Pelo contrário. De acordo com os dados apresentados pela Comissão, 5 milhões de cidadãos da União residiam num EM de que não tinham nacionalidade.
Encontravam-se estabelecidos noutros EM cerca de 130.000 belgas, 40.000 dinamarqueses, 290.000 alemães, 360.000 gregos, 470.000 espanhóis, 300.000 franceses, 630.000 irlandeses, 1.200.000 italianos, 11.000 luxemburgueses, 240.000 neerlandeses, 840.000 portugueses e 400.000 britânicos.
O número de cidadãos europeus residentes num EM de que não tinham a nacionalidade ascendia a cerca de 541.000 na Bélgica, 27.000 na Dinamarca, 1.300.000 na Alemanha, 50.000 na Grécia, 240.000 em Espanha, 1.300.000 em França, 62.000 na Irlanda, 150.000 na Itália, 105.000 no Luxemburgo, 163.000 na Holanda, 29.000 em Portugal e cerca de 880.000 no Reino Unido.
Finalmente, em Dezembro de 1994, o Conselho aprovou a Directiva 94/80/CE que estabelece as regras de exercício do direito de voto e de elegibilidade nas eleições autárquicas dos cidadãos da União residentes num Estado-membro de que não tenham a nacionalidade.
Nesta Directiva afirma-se num dos seus considerandos que «o direito de eleger e de ser eleito nas eleições autárquicas do EM de residência, previsto no n.o 1 do artigo 8.oB do Tratado que constitui a Comunidade Europeia, constitui uma aplicação do princípio da igualdade e da não discriminação entre cidadãos nacionais e não nacionais e um corolário do direito de livre circulação e permanência consagrado no art.o 8.oA do Tratado».
Assim, esta Directiva estabelece que um cidadão da UE que, embora não tenha a nacionalidade do EM de residência, preencha todas as outras condições a que a legislação desse Estado sujeita o direito de voto e a elegibilidade dos seus nacionais, tem direito de voto e é elegível nas eleições autárquicas do país de residência.
Esta Directiva não afecta disposições dos EM sobre o direito de voto e a elegibilidade quer dos seus nacionais que residam fora do seu território nacional quer dos nacionais de países terceiros que residam nesse Estado.
No entanto, alguns países levantaram algumas dificuldades.
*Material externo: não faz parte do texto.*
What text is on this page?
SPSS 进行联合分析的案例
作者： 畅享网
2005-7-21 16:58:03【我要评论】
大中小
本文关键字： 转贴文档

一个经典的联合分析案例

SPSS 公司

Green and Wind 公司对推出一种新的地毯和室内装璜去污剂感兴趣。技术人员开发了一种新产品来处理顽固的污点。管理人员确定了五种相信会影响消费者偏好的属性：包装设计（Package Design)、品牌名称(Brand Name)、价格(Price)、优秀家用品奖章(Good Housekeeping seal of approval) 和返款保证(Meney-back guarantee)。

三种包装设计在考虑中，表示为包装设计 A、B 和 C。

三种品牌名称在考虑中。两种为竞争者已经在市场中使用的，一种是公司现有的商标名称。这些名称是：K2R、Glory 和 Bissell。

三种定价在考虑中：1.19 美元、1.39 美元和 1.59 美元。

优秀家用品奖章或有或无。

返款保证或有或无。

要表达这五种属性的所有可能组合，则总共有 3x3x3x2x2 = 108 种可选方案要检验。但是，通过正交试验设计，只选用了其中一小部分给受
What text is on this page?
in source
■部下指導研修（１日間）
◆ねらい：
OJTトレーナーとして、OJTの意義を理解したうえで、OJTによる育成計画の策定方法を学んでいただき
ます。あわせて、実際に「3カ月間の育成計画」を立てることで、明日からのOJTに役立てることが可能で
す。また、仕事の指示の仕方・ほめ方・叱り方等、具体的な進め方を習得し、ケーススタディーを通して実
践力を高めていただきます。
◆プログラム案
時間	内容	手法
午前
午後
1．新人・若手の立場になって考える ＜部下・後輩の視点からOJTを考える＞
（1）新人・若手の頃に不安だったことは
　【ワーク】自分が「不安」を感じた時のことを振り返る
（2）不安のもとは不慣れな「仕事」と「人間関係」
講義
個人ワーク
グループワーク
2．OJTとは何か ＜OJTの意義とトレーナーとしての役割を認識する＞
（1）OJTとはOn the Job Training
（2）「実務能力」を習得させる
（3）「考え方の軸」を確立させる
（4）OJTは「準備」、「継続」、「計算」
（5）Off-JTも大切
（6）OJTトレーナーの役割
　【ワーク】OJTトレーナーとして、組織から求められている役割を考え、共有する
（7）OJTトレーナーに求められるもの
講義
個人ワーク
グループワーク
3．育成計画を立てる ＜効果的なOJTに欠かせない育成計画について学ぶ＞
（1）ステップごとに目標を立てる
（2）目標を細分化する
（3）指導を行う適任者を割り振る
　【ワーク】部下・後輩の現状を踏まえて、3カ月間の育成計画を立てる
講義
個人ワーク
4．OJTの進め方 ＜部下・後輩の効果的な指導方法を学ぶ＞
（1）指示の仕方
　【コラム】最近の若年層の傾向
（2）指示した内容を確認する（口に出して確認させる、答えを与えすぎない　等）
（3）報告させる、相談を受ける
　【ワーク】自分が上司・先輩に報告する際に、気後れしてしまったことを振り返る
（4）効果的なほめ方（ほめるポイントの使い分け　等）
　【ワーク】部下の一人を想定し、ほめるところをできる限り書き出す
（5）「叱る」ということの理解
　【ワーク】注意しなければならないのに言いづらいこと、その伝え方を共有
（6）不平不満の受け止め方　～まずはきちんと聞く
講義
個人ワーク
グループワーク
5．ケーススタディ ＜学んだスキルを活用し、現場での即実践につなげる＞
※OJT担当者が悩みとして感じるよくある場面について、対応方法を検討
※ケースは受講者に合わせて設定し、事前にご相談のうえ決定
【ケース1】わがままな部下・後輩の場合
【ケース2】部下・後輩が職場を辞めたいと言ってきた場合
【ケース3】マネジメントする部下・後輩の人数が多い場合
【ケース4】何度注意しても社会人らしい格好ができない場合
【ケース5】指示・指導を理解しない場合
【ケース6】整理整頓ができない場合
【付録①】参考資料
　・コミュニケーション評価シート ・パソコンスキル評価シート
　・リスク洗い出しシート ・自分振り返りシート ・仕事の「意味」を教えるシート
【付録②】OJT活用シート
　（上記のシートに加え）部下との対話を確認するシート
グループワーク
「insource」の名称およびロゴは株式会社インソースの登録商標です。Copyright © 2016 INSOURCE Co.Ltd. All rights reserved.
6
É que a proporção de cidadãos da União aí residentes ultrapassava os 20% do conjunto de eleitores com direito a voto. Estavam nomeadamente nesta situação a Bélgica e o Luxemburgo.
Neste sentido algumas disposições derrogatórias foram estabelecidas para os países nestas condições. Assim, usufruem do direito de voto os eleitores que tenham residido nesse EM durante um período mínimo que não pode ser superior à duração de um mandato. Está reservado o direito de elegibilidade aos eleitores que aí tenham residido durante um período mínimo que não pode ser superior à duração de dois mandatos. Ultrapassada esta questão, a Directiva estipulou no seu art.o 14 que os EM deveriam pôr em vigor as disposições legais necessárias antes de 1 de Janeiro de 1996.
Ano e meio passado, em que ponto nos encontramos? A França, a Espanha, a Bélgica, a Grécia e alguns Lander da Alemanha ainda não fizeram essa transposição.
Em França, discute-se presentemente a aplicação desta directiva mas com algumas restrições nomeadamente o impedimento de os estrangeiros se candidatarem ao cargo de presidente ou vice-presidente de Câmara pois, no caso de serem eleitos, poderiam participar na eleição de membros do Senado.
Na Bélgica, os dirigentes de algumas «comunas» flamengas da região de Bruxelas receiam que o voto dos emigrantes possa fazer prender os resultados a favor dos candidatos francófonos.
A Comissão anunciou já que tomaria medidas contra os países que não fizerem ainda a transposição da Directiva mas o que é certo é que as eleições autárquicas nalguns países se aproximam sem que a situação tenha sido regularizada. Em Portugal a situação está clara e os cidadãos oriundos dos outros EM poderão já participar nas próximas eleições autárquicas.
Mais uma vez se chega à conclusão que é mais fácil para os Estados-membros legislar a favor do capital do que dos cidadãos.